People seemed to have taken the ‘no large gatherings’ order on board at Norwich’s Eaton Park at lunchtime too.
While a few joggers and walkers were taking the opportunity to use the park for the government’s permitted exercise, the children’s playground stood empty, bar a man in a high visibility jacket who appeared to be checking the equipment.
The gate to the playground was not locked and there were no signs up, but parents and children were clearly steering clear.
Elsewhere, the crazy golf course was closed, although a couple of young men were playing tennis on the all-weather court.
There were also a couple of fathers kicking balls around with their children, but no large groups of youngsters playing games or making use of the skate park or basketball court.
A sign notified visitors that the popular miniature railway would be closed until further notice and would not be reopening for Easter.
In Hellesdon, people were queued out of the door of Lloyd’s Pharmacy on Middletons Lane in the morning- with healthy gaps between customers lengthening the length of the queue considerably, each person looking to place well more than arm’s length between one another.

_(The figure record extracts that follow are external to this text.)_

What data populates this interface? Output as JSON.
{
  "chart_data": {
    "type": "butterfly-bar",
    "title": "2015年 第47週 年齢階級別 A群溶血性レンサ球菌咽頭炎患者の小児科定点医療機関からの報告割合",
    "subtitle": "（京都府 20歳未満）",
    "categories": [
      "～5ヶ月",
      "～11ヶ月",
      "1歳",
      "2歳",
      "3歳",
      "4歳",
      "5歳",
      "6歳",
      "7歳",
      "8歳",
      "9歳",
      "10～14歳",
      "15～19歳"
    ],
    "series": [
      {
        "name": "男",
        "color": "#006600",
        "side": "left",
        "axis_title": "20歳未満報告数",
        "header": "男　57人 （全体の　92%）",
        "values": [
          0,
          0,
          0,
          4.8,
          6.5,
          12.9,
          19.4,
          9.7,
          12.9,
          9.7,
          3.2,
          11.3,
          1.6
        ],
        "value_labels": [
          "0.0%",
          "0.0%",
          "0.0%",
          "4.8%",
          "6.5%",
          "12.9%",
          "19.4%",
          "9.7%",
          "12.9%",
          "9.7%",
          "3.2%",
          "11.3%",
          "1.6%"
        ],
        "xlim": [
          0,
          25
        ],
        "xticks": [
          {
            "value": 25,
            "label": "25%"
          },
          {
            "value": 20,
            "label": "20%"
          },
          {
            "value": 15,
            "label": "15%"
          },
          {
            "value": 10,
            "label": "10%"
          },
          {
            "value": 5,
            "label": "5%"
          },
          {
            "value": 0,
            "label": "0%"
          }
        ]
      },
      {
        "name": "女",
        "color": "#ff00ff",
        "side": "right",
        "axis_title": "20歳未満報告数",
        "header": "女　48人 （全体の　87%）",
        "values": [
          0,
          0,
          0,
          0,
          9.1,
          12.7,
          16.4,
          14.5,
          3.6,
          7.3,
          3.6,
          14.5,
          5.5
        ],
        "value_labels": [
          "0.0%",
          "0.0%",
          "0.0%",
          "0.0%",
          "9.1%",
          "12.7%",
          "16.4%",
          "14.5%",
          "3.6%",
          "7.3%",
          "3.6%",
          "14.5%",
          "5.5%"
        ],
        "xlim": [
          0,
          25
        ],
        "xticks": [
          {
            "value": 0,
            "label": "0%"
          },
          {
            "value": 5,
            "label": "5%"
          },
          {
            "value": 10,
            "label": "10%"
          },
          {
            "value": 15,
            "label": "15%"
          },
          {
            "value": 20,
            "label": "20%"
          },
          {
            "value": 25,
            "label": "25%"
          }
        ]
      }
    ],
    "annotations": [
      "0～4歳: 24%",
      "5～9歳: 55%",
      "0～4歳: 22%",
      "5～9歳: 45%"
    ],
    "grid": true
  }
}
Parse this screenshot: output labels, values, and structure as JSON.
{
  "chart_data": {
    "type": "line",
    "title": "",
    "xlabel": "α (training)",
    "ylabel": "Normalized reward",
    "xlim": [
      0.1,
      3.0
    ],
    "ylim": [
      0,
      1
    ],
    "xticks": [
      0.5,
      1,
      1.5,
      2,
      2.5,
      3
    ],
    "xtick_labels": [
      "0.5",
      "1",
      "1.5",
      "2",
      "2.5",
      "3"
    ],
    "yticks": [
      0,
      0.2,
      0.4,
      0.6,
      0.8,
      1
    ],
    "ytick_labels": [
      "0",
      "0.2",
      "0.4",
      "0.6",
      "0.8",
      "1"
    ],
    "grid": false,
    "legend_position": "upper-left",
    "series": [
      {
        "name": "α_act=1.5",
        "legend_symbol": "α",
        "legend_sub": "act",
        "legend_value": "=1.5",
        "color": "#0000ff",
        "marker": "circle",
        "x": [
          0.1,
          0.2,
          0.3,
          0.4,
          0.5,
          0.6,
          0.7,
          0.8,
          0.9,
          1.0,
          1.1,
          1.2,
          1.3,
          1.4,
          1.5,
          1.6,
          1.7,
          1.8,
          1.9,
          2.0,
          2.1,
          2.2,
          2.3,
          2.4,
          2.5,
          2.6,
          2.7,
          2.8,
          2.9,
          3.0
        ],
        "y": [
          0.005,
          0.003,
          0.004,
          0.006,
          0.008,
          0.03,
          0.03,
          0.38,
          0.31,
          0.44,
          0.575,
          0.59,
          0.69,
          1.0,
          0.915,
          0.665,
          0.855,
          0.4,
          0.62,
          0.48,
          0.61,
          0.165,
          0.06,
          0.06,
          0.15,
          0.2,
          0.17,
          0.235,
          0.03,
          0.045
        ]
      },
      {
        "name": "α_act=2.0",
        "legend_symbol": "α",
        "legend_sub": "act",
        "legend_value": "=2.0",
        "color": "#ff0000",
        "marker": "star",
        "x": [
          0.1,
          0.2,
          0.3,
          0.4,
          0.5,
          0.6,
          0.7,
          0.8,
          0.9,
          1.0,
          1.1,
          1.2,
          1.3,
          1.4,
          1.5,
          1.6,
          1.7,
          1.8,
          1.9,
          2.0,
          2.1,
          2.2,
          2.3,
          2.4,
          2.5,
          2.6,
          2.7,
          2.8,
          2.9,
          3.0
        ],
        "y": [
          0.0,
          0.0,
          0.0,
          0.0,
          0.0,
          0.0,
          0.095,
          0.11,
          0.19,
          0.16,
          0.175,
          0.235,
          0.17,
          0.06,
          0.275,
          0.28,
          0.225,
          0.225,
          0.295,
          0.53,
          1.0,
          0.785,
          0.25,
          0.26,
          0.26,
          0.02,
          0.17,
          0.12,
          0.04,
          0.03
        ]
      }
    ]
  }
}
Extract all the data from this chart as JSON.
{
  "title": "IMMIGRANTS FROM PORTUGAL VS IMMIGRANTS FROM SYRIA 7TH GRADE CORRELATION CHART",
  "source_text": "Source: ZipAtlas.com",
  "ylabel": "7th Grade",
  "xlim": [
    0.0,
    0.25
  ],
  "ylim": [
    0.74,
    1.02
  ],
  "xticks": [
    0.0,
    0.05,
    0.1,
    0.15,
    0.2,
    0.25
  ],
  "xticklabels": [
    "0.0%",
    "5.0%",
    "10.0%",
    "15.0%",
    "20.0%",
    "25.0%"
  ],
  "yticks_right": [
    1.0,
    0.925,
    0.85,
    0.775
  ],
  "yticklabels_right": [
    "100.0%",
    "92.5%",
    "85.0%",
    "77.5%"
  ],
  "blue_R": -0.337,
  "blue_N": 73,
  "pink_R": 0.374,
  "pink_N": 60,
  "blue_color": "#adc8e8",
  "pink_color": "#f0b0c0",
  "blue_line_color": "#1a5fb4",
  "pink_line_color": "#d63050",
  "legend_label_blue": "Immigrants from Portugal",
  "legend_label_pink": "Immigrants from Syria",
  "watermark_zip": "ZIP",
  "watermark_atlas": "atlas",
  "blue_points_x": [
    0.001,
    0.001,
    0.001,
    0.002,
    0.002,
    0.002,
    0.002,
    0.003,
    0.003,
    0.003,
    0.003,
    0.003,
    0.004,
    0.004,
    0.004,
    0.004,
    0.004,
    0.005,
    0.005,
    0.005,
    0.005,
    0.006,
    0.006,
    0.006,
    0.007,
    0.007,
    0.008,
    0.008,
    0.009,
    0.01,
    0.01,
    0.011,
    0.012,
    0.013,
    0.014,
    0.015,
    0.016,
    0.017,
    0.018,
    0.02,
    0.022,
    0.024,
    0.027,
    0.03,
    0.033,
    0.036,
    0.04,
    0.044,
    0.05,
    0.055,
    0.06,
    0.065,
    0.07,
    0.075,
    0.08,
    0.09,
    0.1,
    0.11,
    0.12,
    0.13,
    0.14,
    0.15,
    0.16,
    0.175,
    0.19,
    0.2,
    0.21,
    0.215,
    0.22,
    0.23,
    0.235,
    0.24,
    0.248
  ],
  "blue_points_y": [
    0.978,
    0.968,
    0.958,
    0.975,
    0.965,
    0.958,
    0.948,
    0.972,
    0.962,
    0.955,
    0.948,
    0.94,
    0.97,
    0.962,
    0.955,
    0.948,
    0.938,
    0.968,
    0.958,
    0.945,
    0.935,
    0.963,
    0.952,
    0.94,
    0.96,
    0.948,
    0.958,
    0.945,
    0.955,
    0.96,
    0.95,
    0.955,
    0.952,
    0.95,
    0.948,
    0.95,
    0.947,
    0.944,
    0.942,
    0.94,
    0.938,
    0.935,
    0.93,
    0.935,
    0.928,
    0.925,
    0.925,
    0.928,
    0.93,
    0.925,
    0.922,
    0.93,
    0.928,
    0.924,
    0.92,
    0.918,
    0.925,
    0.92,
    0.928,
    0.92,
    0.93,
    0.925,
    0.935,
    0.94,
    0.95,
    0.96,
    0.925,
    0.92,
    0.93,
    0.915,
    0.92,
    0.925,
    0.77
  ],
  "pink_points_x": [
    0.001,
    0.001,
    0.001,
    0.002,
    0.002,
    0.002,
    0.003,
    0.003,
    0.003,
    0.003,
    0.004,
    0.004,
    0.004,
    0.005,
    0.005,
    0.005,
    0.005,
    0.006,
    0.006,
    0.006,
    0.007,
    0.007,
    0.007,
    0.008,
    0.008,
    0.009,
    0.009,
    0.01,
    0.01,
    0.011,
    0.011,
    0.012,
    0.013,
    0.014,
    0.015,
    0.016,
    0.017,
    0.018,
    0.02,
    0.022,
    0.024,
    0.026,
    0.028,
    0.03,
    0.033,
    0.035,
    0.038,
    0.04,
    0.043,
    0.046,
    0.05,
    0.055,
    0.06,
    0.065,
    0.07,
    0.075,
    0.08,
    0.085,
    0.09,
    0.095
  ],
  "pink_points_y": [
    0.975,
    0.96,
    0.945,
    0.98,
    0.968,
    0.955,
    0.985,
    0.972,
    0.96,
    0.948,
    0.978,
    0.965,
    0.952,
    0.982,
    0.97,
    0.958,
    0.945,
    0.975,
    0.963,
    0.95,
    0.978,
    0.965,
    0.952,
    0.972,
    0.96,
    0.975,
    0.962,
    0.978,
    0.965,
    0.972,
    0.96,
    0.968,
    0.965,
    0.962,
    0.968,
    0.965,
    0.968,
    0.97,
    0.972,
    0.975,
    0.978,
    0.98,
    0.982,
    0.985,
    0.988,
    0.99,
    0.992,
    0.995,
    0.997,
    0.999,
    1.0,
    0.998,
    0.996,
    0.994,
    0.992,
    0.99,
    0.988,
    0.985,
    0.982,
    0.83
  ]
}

On a gloriously day when ordinarily the recreation ground would be packed, just a few people had made the trip, including a trio who were generously spaced apart, kicking a football between them while a dog chased every pass.
However, those living close to main roads told a different story - with an agricultural worker in north Norfolk stating the A140 had not seen much of a reduction in traffic at all.
A similar story was also reported alongside the A1075 between Watton and Thetford, which was reported as being “as busy as ever”.